The family wouldn't rise to prominence until Hajji Chalabi - who was born to a certain landlord Gurban beg during the reign of Sultan Husayn in 1703, he was of noble birth. Brockhaus and Efron Encyclopedic Dictionary cites a legend of "Black Monk" calling him the grandson of an Armenian priest who converted to Islam. Biographer Haji Seyid Abdulhamid mentions him as a 7th generation descendant of Darvish Mohammad Khan. Petrushevsky also thought of him being either Udi or Armenian origin. Hajji Chalabi established himself as lord of Shaki in 1747 after murder of Nader Shah. Family ruled the khanate until 1806 when Salim Khan was deposed by Russians.
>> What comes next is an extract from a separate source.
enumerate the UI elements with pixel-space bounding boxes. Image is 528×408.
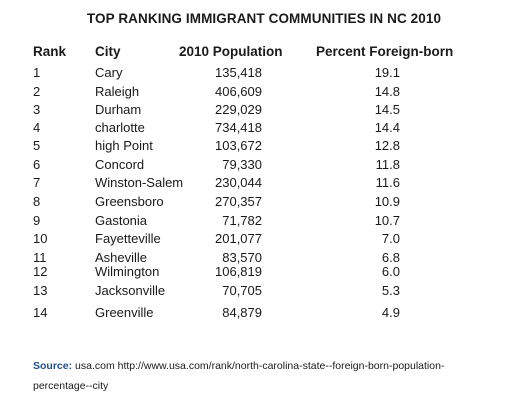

Salim Khan's son Huseyn Khan attempted to regain the khanate during Russo-Persian War of 1826–1828 and ruled briefly - 80 days.

Their current descendants use Shakikhanov and Shakinski surnames. Famous people hailing from the family was Soviet film actress Barat Shakinskaya, historian Karim agha Shakikhanov, police general Emin Shakinski, head of Baku City Police Mamed Shakinski.